Hermiston Energy Services recommends new substation

Electrical equipment at a substation near the Umatilla Electric Cooperative office on West Elm Avenue helps supply power to Umatilla Electric and Hermiston Energy Service.

After 45 years with PNGC Power, Umatilla Electric Cooperative is striking out on its own for power purchases.

UEC announced on Monday, Sept. 28, that it would be “amicably” parting ways with PNGC Power. The Hermiston-based cooperative was one of the founding members of the larger cooperative, then known as Pacific Northwest Generating Cooperative, in 1975.

PNGC is made up of 15 — now 14 — utilities across seven states, allowing those utilities to use their combined clout to better bargain for wholesale power, equipment and new technology. UEC’s decision to leave means that it will be purchasing power directly from Bonneville Power Administration and other sources rather than being part of a collective purchase through PNGC Power.

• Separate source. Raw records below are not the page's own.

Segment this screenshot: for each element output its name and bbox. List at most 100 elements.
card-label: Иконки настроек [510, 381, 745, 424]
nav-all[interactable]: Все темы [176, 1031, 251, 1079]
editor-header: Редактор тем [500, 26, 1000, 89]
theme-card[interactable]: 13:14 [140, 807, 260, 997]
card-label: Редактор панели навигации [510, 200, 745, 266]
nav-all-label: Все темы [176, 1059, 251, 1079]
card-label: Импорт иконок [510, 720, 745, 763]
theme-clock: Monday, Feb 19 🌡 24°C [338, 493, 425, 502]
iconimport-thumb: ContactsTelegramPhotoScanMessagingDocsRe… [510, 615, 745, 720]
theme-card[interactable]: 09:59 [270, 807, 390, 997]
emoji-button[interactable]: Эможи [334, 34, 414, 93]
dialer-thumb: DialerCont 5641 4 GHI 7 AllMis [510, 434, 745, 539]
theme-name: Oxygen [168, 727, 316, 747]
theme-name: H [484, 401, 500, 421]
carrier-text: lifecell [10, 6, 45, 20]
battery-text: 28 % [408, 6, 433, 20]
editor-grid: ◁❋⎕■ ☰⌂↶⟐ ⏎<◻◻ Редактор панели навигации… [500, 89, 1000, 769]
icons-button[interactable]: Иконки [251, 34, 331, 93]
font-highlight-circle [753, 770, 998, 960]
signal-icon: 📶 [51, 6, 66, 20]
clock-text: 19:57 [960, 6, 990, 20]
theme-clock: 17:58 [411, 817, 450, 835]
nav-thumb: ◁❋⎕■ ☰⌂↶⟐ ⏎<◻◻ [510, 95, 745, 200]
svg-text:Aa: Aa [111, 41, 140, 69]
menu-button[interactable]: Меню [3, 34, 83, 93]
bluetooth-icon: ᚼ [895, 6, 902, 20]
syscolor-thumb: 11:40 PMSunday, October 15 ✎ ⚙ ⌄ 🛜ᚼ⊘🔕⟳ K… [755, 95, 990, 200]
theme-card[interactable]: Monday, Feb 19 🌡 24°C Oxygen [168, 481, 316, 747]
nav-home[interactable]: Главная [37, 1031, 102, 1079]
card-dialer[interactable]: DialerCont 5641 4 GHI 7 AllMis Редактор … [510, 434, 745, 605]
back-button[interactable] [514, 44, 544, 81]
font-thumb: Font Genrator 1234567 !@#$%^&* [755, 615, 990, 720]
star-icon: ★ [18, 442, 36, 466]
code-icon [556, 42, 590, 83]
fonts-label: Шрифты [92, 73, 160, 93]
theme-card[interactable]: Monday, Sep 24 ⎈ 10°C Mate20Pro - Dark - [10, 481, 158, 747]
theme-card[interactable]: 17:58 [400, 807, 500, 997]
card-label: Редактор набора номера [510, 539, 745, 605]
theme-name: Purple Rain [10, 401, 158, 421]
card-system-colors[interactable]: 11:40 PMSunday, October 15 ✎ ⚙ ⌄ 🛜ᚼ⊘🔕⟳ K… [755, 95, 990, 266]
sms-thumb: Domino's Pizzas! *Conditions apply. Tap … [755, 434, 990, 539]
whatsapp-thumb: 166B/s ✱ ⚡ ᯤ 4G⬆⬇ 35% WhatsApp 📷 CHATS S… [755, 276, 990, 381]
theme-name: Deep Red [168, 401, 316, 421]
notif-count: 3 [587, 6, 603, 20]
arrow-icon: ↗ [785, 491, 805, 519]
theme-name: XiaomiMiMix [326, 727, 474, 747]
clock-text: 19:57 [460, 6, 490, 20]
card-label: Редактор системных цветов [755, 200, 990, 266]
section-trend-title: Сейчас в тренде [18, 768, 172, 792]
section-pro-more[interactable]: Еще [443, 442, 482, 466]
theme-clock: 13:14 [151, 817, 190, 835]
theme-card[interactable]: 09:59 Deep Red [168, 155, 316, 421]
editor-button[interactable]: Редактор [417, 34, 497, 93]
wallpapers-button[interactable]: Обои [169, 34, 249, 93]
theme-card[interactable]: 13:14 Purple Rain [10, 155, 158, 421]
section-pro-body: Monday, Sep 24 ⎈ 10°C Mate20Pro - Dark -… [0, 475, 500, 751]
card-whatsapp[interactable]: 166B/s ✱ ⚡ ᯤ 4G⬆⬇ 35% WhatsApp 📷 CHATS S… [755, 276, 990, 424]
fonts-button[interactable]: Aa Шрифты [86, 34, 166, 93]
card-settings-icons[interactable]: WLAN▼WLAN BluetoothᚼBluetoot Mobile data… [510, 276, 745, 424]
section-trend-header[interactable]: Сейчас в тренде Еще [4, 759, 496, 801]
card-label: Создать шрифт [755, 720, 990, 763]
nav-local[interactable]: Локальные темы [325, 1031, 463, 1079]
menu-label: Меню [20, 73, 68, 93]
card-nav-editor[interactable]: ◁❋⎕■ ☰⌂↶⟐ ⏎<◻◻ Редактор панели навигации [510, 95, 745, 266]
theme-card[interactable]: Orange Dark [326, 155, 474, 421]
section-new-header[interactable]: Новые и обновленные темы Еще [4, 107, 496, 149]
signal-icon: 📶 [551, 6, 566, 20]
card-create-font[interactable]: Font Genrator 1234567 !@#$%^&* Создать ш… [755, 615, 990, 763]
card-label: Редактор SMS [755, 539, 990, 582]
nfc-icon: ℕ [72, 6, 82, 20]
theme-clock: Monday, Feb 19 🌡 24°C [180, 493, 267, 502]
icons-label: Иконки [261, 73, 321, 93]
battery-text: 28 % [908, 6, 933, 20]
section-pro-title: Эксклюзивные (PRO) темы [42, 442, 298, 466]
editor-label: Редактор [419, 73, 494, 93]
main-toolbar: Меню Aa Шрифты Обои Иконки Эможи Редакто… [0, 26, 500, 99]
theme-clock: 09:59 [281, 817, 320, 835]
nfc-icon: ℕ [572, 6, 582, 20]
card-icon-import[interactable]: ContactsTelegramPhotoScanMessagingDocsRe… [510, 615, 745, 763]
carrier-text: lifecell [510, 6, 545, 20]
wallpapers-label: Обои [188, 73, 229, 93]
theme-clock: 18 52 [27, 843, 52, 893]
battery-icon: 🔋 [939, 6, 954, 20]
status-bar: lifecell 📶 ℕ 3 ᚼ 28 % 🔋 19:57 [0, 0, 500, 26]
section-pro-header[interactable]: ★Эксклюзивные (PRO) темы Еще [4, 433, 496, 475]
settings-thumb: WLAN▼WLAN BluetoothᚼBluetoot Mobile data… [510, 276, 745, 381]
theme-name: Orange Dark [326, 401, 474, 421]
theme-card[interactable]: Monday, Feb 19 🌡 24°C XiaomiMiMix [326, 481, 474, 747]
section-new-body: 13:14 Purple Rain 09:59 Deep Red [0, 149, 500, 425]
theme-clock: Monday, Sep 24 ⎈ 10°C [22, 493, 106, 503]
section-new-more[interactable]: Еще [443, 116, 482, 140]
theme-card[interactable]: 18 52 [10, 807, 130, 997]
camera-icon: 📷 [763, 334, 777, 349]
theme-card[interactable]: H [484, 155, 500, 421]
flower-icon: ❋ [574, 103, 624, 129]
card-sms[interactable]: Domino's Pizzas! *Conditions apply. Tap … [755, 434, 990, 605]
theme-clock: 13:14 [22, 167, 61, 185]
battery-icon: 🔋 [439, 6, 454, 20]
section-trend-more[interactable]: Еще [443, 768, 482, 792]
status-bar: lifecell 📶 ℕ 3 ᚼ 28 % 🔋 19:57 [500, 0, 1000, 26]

Robert Echenrode, UEC general manager, said UEC’s rapid growth has made it by far the largest of the cooperatives involved in PNGC, and has in some cases pushed it up into different regulatory categories. That has complicated things for PNGC, and sometimes meant that UEC is looking for different things than other cooperatives.

“Size isn’t everything, but our needs were different than other cooperatives,” he said.

Echenrode said UEC was also looking at moving to more renewable energy on a quicker time frame than some other cooperatives, located in states that didn’t necessarily have the same pressures to do so.

Those factors over time caused UEC to begin discussions with PNGC about possibly leaving when PNGC’s fiscal year ended at the end of September. Echenrode said the past 18 months have involved careful conversations with the two organizations, along with Bonneville Power Administration and other potential suppliers, to make sure the move didn’t hurt PNGC or UEC customers.

“We did not want to cause financial hardship to the group or any members of the group,” he said.

He said while UEC’s customers shouldn’t notice any difference after the change, on UEC’s end it will allow for more flexibility and a more tailored strategy for purchasing power.

Roger Gray, CEO of PNGC Power, said in a statement that all parties have been working for a smooth transition.

“While it is always disappointing to lose a member, I think early termination is fair to all concerned,” he said. “PNGC has valued UEC as a member and they leave PNGC in good standing. I wish the UEC organization and team all the best in their new journey.”